You had earlier talked about two misses that you had – Google and Yahoo. Google is interesting as you had already funded six search engines and your partnership did not approve of the seventh. 

You never know if it would have worked out exactly the same way. Different people do different things and different boards make different impact. It's (Google) a great company though, and I really admire the guys who were able to make it successful.

Before Google, Microsoft controlled the online/tech space. Yahoo too could not retain the edge. So how long do you think Google will maintain its online supremacy? When will another world changing application come and takeover Google?

Well, I would not be surprised if Rediff and Baidu ended up being bigger than Google because they are working on a larger base of people. And as the population becomes free and more tied to the free markets, I think that is when each and every person in India and China will become equivalent to a person in the US in terms of market. 

There will be another Google, a bigger Google and another bigger Microsoft and I will tell you why. Because the world is more interconnected no than ever before, there are many more computers and mobiles on the planet now. And anybody who comes up with something extra-ordinary will have a faster opportunity to proliferate.

 

Do you have a sense of what kind of company will that be?

If you have a great new application for cellphone and the carriers figure out how to work with that company. There is a huge opportunity there. 
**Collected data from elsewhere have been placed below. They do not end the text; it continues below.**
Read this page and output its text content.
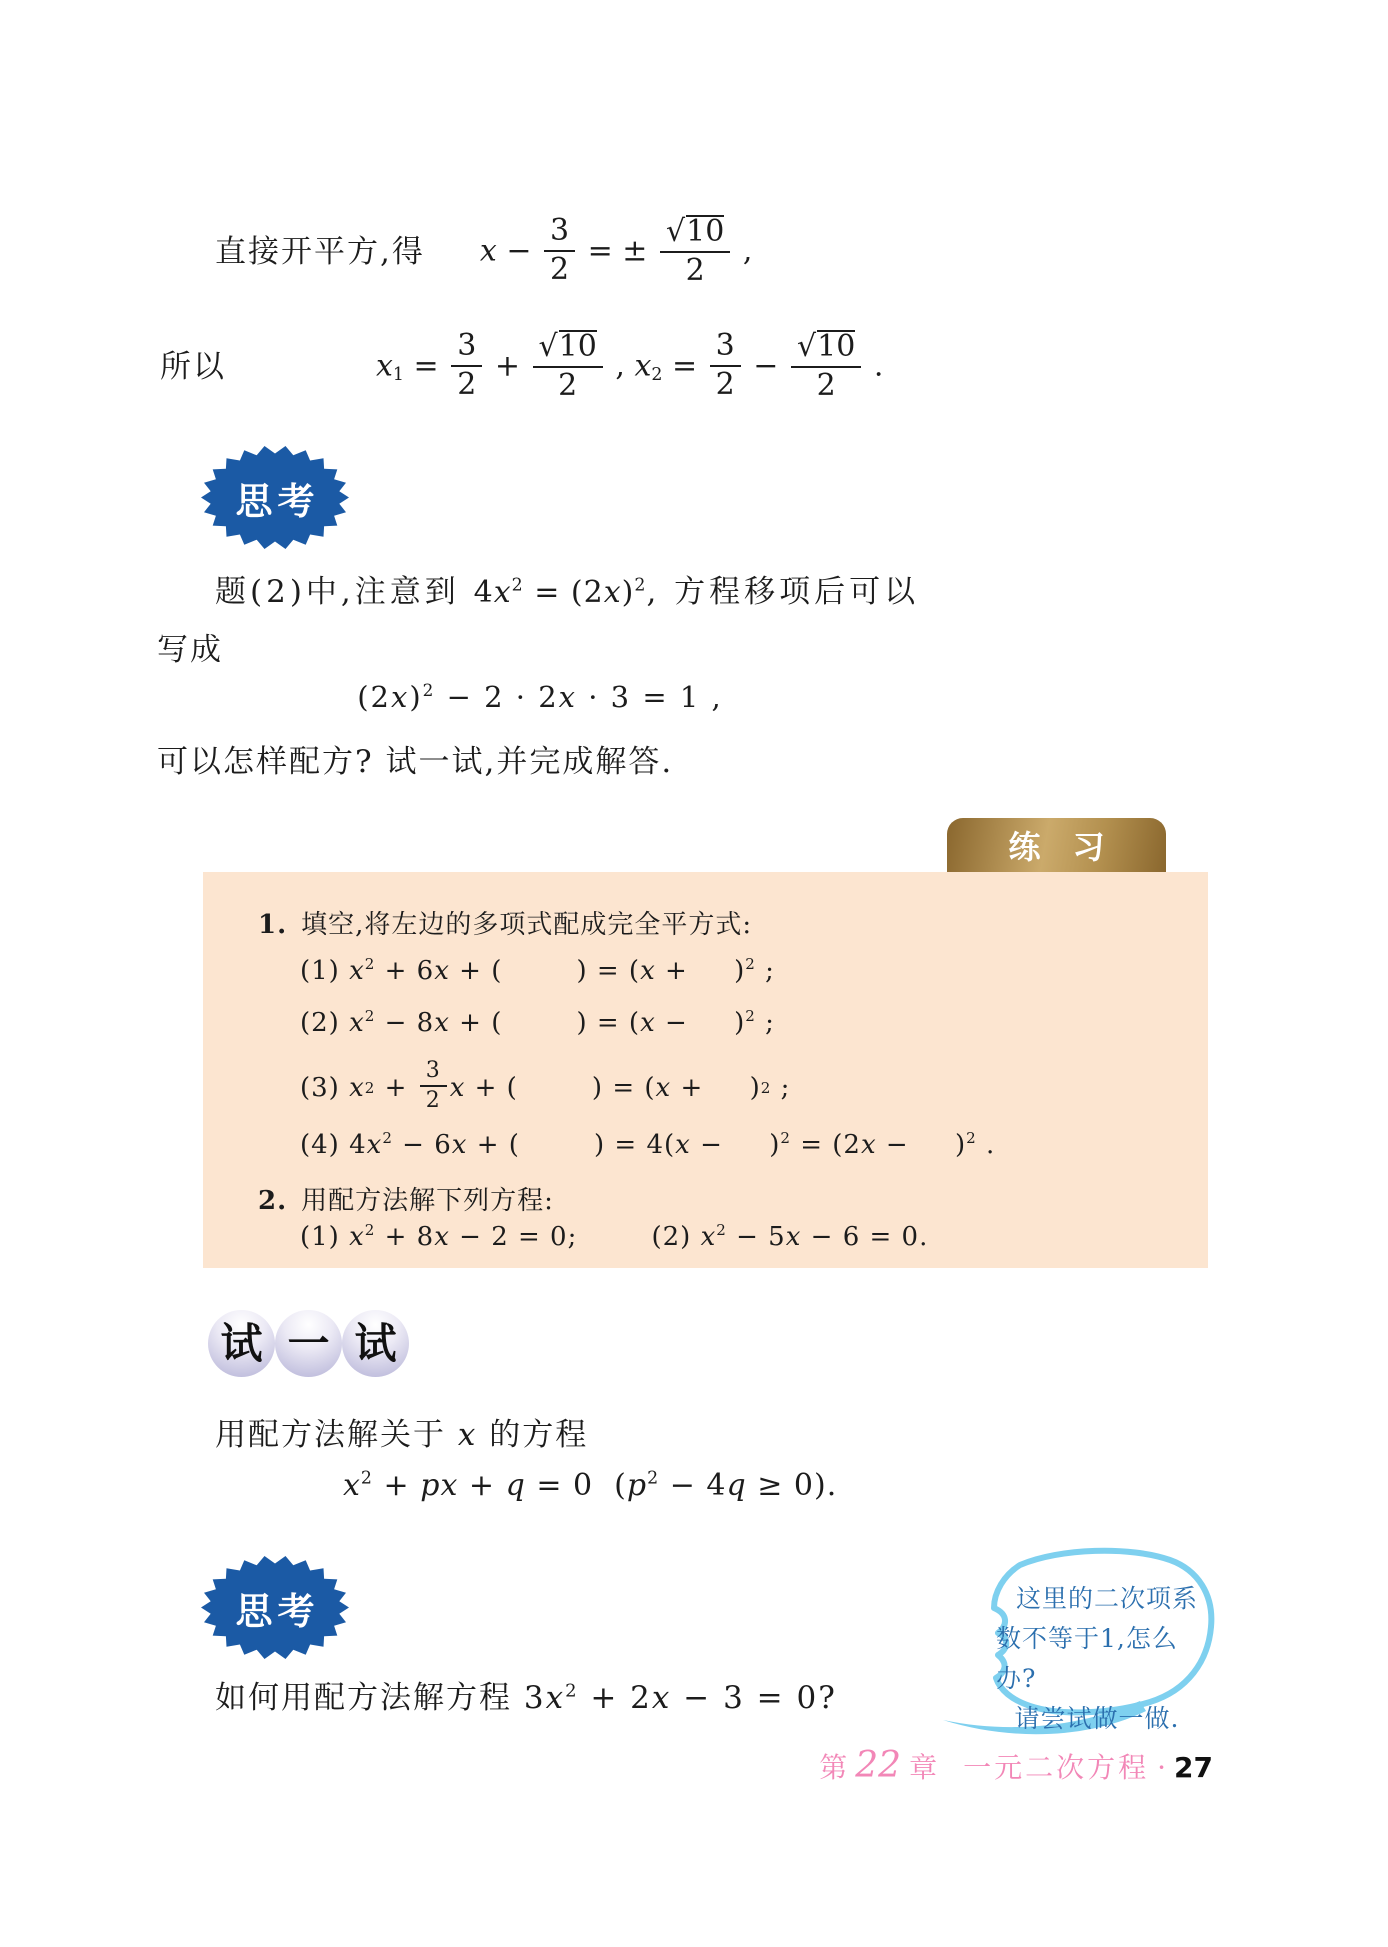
直接开平方,得 $x - \frac{3}{2}$ = ± $\frac{√ 10}{2}$ ,
所以	$x1 = \frac{3}{2} + \frac{√ 10}{2}$ , $x2 = \frac{3}{2} - \frac{√ 10}{2}$ .
思考
题(2)中,注意到 $4x^2 = (2x)^2$, 方程移项后可以
写成
$(2x)^2 - 2 \cdot 2x \cdot 3 = 1$ ,
可以怎样配方? 试一试,并完成解答.
练　习
1. 填空,将左边的多项式配成完全平方式:
(1) $x^2 + 6x$ + (        ) = (x +     )$^2$ ;
(2) $x^2 - 8x$ + (        ) = (x −     )$^2$ ;
(3) x $2 + \frac{3}{2}$ x + (        ) = ( x +     ) 2 ;
(4) $4x^2 - 6x$ + (        ) = 4(x −     )$^2$ = (2x −     )$^2$ .
2. 用配方法解下列方程:
(1) $x^2 + 8x - 2 = 0$;        (2) $x^2 - 5x - 6 = 0$.
试 一 试
用配方法解关于 x 的方程
$x^2$ + px + q = 0  $(p^2 - 4q \ge 0)$.
思考	这里的二次项系
数不等于1,怎么办?
请尝试做一做.
如何用配方法解方程 $3x^2 + 2x - 3 = 0$?
第 22 章 一元二次方程 · 27
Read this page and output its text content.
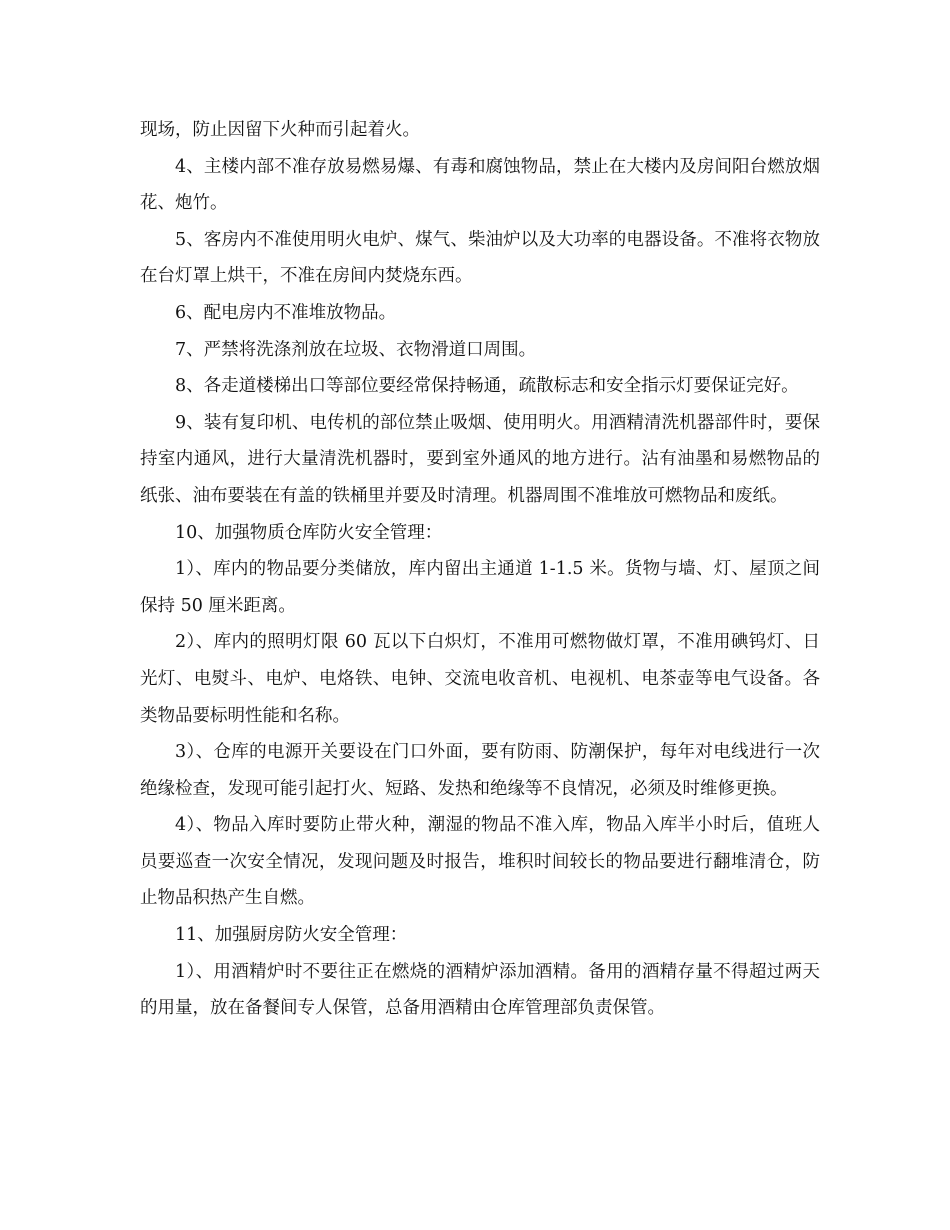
现场，防止因留下火种而引起着火。

4、主楼内部不准存放易燃易爆、有毒和腐蚀物品，禁止在大楼内及房间阳台燃放烟花、炮竹。

5、客房内不准使用明火电炉、煤气、柴油炉以及大功率的电器设备。不准将衣物放在台灯罩上烘干，不准在房间内焚烧东西。

6、配电房内不准堆放物品。

7、严禁将洗涤剂放在垃圾、衣物滑道口周围。

8、各走道楼梯出口等部位要经常保持畅通，疏散标志和安全指示灯要保证完好。

9、装有复印机、电传机的部位禁止吸烟、使用明火。用酒精清洗机器部件时，要保持室内通风，进行大量清洗机器时，要到室外通风的地方进行。沾有油墨和易燃物品的纸张、油布要装在有盖的铁桶里并要及时清理。机器周围不准堆放可燃物品和废纸。

10、加强物质仓库防火安全管理：

1）、库内的物品要分类储放，库内留出主通道 1-1.5 米。货物与墙、灯、屋顶之间保持 50 厘米距离。

2）、库内的照明灯限 60 瓦以下白炽灯，不准用可燃物做灯罩，不准用碘钨灯、日光灯、电熨斗、电炉、电烙铁、电钟、交流电收音机、电视机、电茶壶等电气设备。各类物品要标明性能和名称。

3）、仓库的电源开关要设在门口外面，要有防雨、防潮保护，每年对电线进行一次绝缘检查，发现可能引起打火、短路、发热和绝缘等不良情况，必须及时维修更换。

4）、物品入库时要防止带火种，潮湿的物品不准入库，物品入库半小时后，值班人员要巡查一次安全情况，发现问题及时报告，堆积时间较长的物品要进行翻堆清仓，防止物品积热产生自燃。

11、加强厨房防火安全管理：

1）、用酒精炉时不要往正在燃烧的酒精炉添加酒精。备用的酒精存量不得超过两天的用量，放在备餐间专人保管，总备用酒精由仓库管理部负责保管。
The global economy has taken a downturn. The funds are worried if they will be able to raise money, the startups are worried if they will get money. What's your take on this?

The sad part is that there will probably be venture funds with really good teams who may not be able to raise money. But the few top brands that you mentioned will not have problems. It may become an industry of the few winners. On the other hand it is a very big growing industry globally. So the Silicon Valley venture funds might consolidate into the top few but the global funds will be still expanding and there will be  opportunities there.

We are going to have a huge advantage at DFJ because we have a global network and I think investors understand that. But I also think that these times, when things are really bad and when things are really good, are  major opportunities. Because at these times entrepreneurs become the most creative. I think the best companies are funded at times like this (bad times) or when they are at the top. 

 

What's your advice to the startups who may not probably find it easy getting funding now for a year or so?

Manage the cash well. If you don't think you can get to profitability before the money runs out, you need to possibly shake-up your model, may be the model is not right. This is the best time to come up with creativity inside your organisation.

 

A lot of internet portals keep burning cash. Do you think its time to focus more on cash flows?

You don't ever burn your cash. Manage your cash properly, invest it very well, figure out what to do with and go after it. If you have a lot of cash, then you can take risks. But if there is not much cash in the bank and if you are burning a lot of it, then one should rethink it. Investors have these periods when they freeze investments and it looks like there will be such a period, but hopefully a short one.

Are you raising an India exclusive fund?

I can't answer that. I am not allowed to talk about as it's against the law.